As for disinterested search for the truth, anyone who observes how science actually works knows that scientists often resist new theories, interpretations and even evidence, to protect their own reputations and turf. That may simply be human, but the holier than thou platitudes of scientists, obviously false, combined with a defensiveness bordering on paranoia against anything that even questions reductionist dogma, often has them attacking allies as enemies, making them even more vulnerable to those who truly threaten the foundations of science.
But the worst effect of Big Science and its hypocrisy is that it won’t take responsibility for its actions. The reductionist quest makes that possible, if reductionism is taken to be the whole of science---the only way to knowledge. Then science cuts itself off from the very world it is supposed to be revealing. It refuses to see that the interrelationships are as important than the parts, and that in context, they can be---as they are now---more important.
Big Science can be Big Science because it sees things only through a microscope. The microscope of reductionism and narrow expertise sees no world around it, and it does not see time. It does not, most crucially, see the future.
It does not take into consideration the future effects of its present actions. It does not look at the web of relationships that define life and reality.
This is at the heart of the terrible conflicts many of the Los Alamos scientists felt. They were excited by the work, and each small discovery. They cheered when the Bomb worked. But they knew that they cheered partly because they weren’t going to lose their jobs, or suffer a decline in reputation, because they’d spent millions of dollars on a dud. Instead they were going to be declared heroes and geniuses.
Many of the same scientists who cheered wildly when they heard about Hiroshima quickly signed a petition stating that the Bomb should never be used against people again. Many felt it was wrong to ever use it, especially after the threat many had signed up to counter---that Germany would get the Bomb---was gone before their first test.

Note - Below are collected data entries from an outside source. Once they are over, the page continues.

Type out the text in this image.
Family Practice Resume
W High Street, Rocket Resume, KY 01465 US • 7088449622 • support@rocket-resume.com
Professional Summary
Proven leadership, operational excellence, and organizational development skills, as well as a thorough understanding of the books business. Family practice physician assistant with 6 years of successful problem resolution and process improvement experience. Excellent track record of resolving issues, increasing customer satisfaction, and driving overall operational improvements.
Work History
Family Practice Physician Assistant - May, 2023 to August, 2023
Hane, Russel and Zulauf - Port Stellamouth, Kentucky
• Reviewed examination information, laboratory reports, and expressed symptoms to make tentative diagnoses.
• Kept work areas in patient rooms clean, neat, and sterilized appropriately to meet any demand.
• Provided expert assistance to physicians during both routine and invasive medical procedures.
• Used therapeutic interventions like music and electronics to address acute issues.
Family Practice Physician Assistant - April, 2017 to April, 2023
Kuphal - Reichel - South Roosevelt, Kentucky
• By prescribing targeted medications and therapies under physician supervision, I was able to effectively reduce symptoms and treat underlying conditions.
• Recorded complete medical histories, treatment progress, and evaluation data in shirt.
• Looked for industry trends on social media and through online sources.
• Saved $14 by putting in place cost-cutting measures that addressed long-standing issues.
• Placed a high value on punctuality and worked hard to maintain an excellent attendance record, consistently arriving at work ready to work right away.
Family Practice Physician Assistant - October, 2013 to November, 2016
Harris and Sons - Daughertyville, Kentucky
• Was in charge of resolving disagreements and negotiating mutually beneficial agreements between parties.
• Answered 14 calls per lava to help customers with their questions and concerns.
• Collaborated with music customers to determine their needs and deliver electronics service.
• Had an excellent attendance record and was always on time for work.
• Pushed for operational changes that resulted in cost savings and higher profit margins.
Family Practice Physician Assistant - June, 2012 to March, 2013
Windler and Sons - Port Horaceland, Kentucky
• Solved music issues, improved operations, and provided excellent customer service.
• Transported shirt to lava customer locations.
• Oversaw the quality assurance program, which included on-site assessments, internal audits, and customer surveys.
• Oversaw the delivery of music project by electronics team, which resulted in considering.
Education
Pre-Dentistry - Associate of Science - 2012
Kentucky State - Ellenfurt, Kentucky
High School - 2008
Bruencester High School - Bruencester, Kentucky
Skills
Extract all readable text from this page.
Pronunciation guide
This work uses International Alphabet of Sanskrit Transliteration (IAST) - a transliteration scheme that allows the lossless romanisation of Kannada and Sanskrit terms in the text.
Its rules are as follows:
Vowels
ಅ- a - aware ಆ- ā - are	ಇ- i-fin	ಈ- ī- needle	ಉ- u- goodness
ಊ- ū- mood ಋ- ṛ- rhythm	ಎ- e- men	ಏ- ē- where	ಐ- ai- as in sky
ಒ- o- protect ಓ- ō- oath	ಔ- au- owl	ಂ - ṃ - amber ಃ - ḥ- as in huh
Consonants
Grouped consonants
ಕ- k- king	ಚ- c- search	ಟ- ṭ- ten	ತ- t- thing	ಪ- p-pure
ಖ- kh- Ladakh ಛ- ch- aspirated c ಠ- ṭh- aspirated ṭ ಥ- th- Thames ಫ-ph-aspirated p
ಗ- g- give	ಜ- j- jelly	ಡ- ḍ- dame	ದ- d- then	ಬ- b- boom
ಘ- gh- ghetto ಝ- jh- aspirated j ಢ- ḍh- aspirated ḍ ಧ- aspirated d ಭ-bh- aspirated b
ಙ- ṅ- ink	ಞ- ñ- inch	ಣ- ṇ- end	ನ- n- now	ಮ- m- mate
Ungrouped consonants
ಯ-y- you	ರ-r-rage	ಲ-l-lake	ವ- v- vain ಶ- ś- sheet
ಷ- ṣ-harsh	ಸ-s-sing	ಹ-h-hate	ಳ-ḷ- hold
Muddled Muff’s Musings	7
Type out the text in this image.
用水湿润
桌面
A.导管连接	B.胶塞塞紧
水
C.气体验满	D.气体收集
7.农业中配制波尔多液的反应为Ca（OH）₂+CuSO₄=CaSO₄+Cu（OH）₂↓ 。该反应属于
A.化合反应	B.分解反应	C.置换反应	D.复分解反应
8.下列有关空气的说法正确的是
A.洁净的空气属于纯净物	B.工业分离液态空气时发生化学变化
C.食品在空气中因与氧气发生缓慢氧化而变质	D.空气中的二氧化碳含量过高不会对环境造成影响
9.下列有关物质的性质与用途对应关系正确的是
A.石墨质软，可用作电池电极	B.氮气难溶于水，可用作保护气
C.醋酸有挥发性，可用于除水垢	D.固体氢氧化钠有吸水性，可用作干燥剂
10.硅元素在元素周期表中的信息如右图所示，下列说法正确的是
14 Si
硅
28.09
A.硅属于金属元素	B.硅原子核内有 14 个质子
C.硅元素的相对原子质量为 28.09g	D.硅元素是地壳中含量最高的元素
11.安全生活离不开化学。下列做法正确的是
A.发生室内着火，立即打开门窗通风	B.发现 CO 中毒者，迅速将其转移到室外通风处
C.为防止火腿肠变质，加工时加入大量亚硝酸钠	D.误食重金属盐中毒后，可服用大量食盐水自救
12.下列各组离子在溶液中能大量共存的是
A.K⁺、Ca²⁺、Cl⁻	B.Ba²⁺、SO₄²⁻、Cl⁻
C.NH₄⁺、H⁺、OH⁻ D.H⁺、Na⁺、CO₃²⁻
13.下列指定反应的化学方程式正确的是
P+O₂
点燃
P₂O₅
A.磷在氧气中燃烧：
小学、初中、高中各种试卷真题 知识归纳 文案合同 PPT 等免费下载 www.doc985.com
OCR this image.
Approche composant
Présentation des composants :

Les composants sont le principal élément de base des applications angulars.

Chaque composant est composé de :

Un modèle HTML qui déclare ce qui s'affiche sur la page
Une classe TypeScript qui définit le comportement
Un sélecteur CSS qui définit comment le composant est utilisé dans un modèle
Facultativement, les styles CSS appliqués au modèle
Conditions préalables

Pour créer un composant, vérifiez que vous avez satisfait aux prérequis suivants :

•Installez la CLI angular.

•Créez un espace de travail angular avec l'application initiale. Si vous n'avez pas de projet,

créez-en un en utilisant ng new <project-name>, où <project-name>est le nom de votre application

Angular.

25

But the military was paying for their research, was paying their salaries, and they left the decision of what to do with their science to their bosses.
My purpose here is not to get into an argument about whether dropping the Bomb on Hiroshima was justified or not. My purpose here is to say that this was a defining moment for science in our time. It showed that the detachment of scientists from the effects of their work could end human civilization, essentially in one bright afternoon.
Now we're seeing that the effects of all that science for the past two centuries is poisoning us, killing most of the higher life forms on the planet, and possibly sending a great deal of the planet into a state only a dinosaur might recognize, at least briefly.
But science itself since Hiroshima has found it necessary to look beyond reductionism and the value-free myth. Quantum physics alone has shattered the illusion of reality as mechanistic, whether that mechanism is likened to a clock, a telephone system or a computer.
Matter itself may be a series of relationships. The elements of the world that we know sustains us physically is certainly dependent on interrelationships. One of the most important is one of the simplest: what happens in the future depends in large part on what is done in the present. Science may need a new conceptual framework, a new definition of itself, so science acknowledges that interrelationships are vital, values them, and acts accordingly.
As part of the process of getting to that new framework, Big Science needs to examine itself, and then look around at what it has done and what it is not doing. And what it should be doing, right now, for the future, if there is to be any.